Chamber survey results reflect more upbeat outlook

Phil Castle, The Business Times

Diane Schwenke
Diane Schwenke, GJ Chamber

The latest results of a twice-annual survey of Grand Valley business owners and managers reflect a more positive outlook for the economy, hiring and capital expenditures.

“This is the most upbeat I’ve seen people,” said Diane Schwenke, president and chief executive officer of the Grand Junction Area Chamber of Commerce.

The results of the spring 2012 survey are the most optimistic in the four years the chamber has polled members, Schwenke said. The results also correspond to what Schwenke said members tell her about improving conditions. “The two really do play well together.”

Of the 304 chamber members responding to the spring survey, 34 percent said they’re more optimistic now about economic conditions than they were six months ago — a 10-point jump from the fall 2011 survey.

Moreover, 26 percent of respondents said they viewed the local economy as stable, up three points from the fall 2011 survey and five points from the spring 2011 survey.

The Grand Valley experienced the full effects of the economic downturn later than other areas of the United States and Colorado and has lagged behind in experiencing recovery, Schwenke said. “We were the last in and we’re kind of the last out.” But the latest survey results reflect the view the recession has bottomed out in the Grand Valley.

While 42 percent of respondents to the latest survey expect the Grand Valley economy to significantly recover in 2013, 20 percent believe the recovery already is under way.

Meanwhile, 23 percent of respondents said they consider the United States economy stable — more than double the 11 percent who held that view in the fall 2011 survey, but the identical proportion in the spring 2011 survey.

As for hiring, 22 percent of those responding to the latest survey expect to increase staffing in coming months, while 11 percent anticipate layoffs.
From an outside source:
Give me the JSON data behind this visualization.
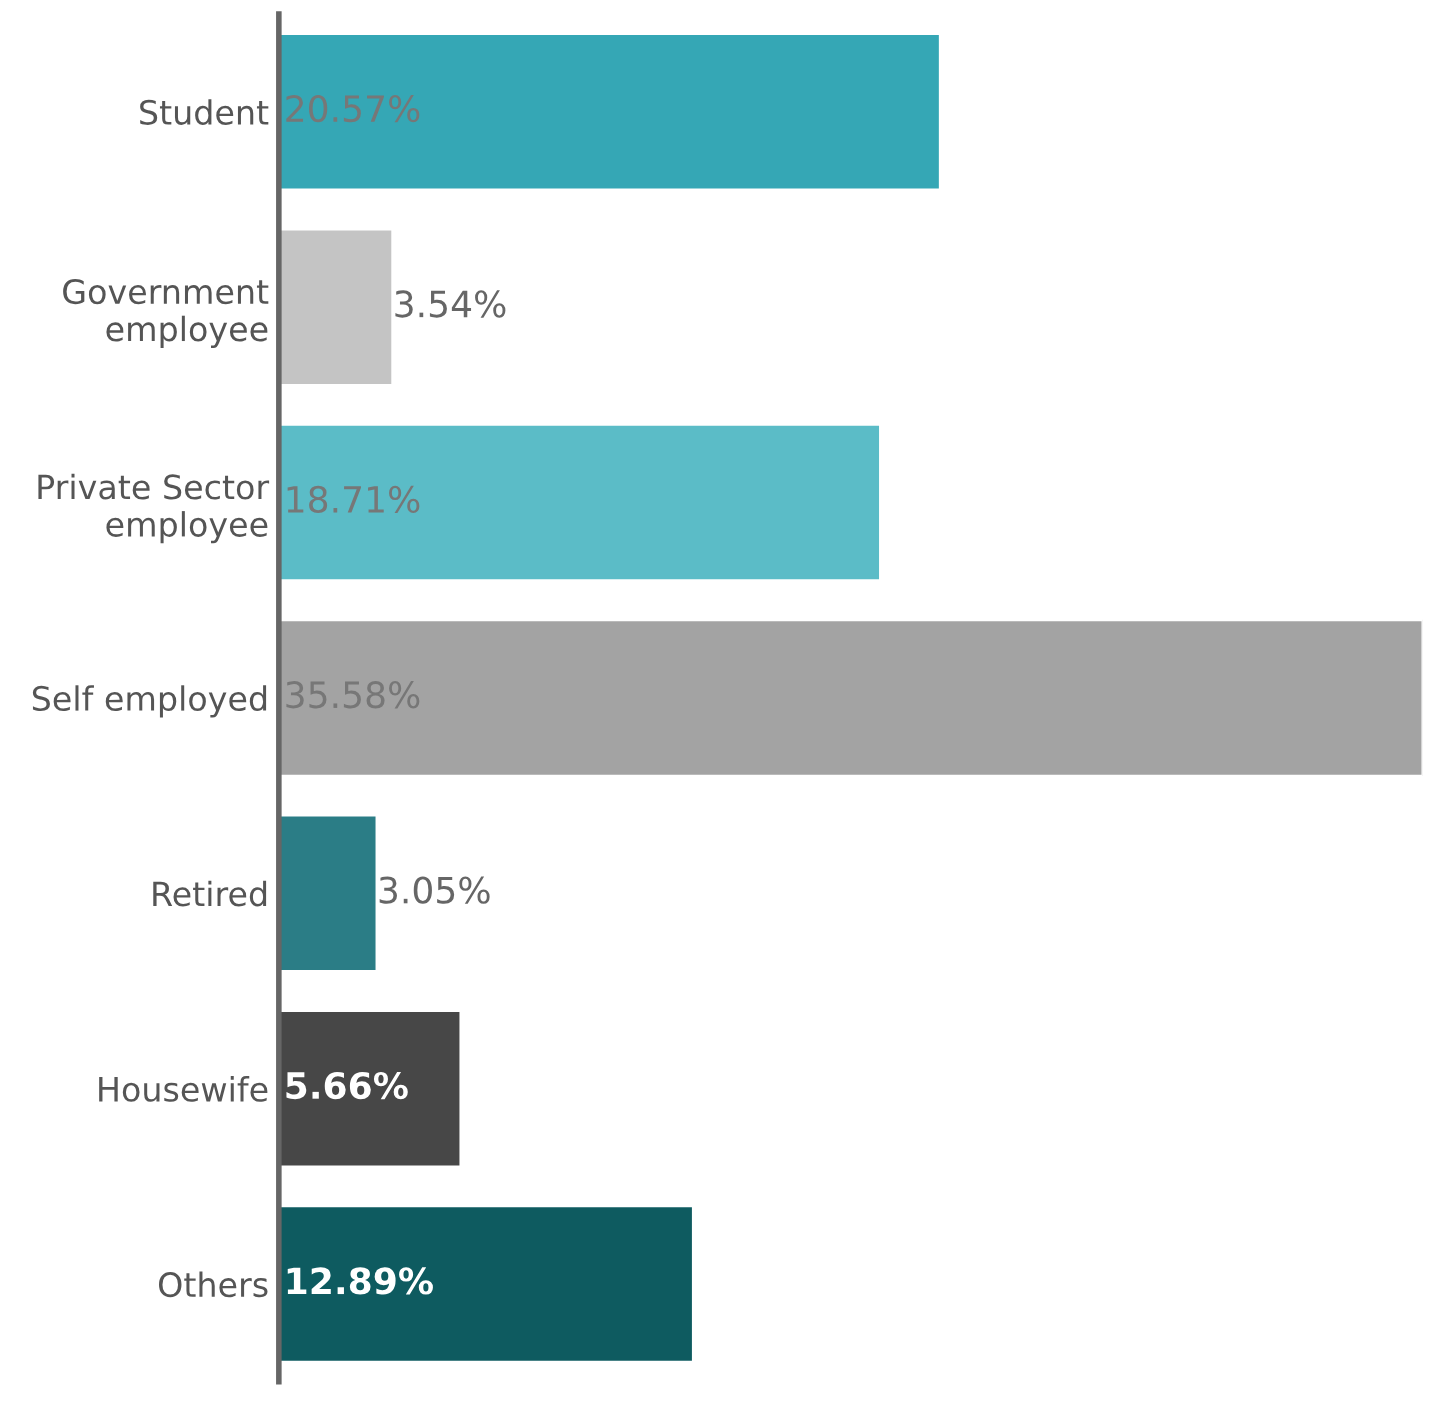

The 11 percent difference represents a widening margin that reflects improving labor conditions, Schwenke said. By comparison, 17 percent of those responding to the fall 2011 survey planned to increase hiring and 14 percent expected layoffs, a 3 percent difference.

Some businesses — those in the energy and construction sectors in particular — have increased staffing for operations outside the area, Schwenke said. The trend also reflects additional hiring of temporary workers. Nonetheless, businesses are hiring more employers, she said.
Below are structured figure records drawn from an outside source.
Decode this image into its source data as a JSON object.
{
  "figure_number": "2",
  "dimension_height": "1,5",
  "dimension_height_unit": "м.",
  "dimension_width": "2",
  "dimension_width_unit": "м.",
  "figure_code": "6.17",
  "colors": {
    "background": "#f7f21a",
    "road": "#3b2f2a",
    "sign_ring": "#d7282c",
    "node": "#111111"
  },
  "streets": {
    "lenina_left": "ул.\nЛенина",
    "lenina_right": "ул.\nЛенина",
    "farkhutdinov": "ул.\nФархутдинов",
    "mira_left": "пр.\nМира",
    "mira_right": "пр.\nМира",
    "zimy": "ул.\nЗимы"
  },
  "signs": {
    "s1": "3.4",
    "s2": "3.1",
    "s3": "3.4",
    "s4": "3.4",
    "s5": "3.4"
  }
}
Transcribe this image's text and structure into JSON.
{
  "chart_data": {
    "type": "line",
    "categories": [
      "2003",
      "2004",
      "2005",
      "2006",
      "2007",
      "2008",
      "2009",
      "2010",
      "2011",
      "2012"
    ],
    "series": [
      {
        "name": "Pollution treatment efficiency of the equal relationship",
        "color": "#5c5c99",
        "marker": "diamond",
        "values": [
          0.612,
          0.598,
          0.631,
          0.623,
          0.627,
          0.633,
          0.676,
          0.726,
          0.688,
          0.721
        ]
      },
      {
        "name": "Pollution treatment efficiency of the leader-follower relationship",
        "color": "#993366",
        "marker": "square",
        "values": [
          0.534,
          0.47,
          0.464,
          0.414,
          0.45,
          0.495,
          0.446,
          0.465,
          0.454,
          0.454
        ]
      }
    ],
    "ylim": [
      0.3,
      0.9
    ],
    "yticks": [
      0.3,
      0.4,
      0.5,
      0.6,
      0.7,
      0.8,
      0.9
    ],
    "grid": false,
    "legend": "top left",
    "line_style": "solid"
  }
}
For the first time in the four-year history of the survey, the proportion of chamber members planning to delay capital expenditures for the next six months because of economic conditions fell below 50 percent — to 46 percent.

The outlook for increased sales also improved in the latest survey with 37 percent of respondents expecting more sales over the next six months. That’s up three points from the fall 2011 survey and a point from the spring 2011 survey.

Despite the more optimistic outlook reflected in the survey results overall, uncertainty persists among business owners and managers over the upcoming election in the United States as well as the potential for an economic downturn elsewhere in the world, Schwenke said.

Business owners and managers participating in the latest survey most often cited consumer confidence as the factor that will most affect local business during the next six months. They also cited perceptions of a weak economy and energy prices.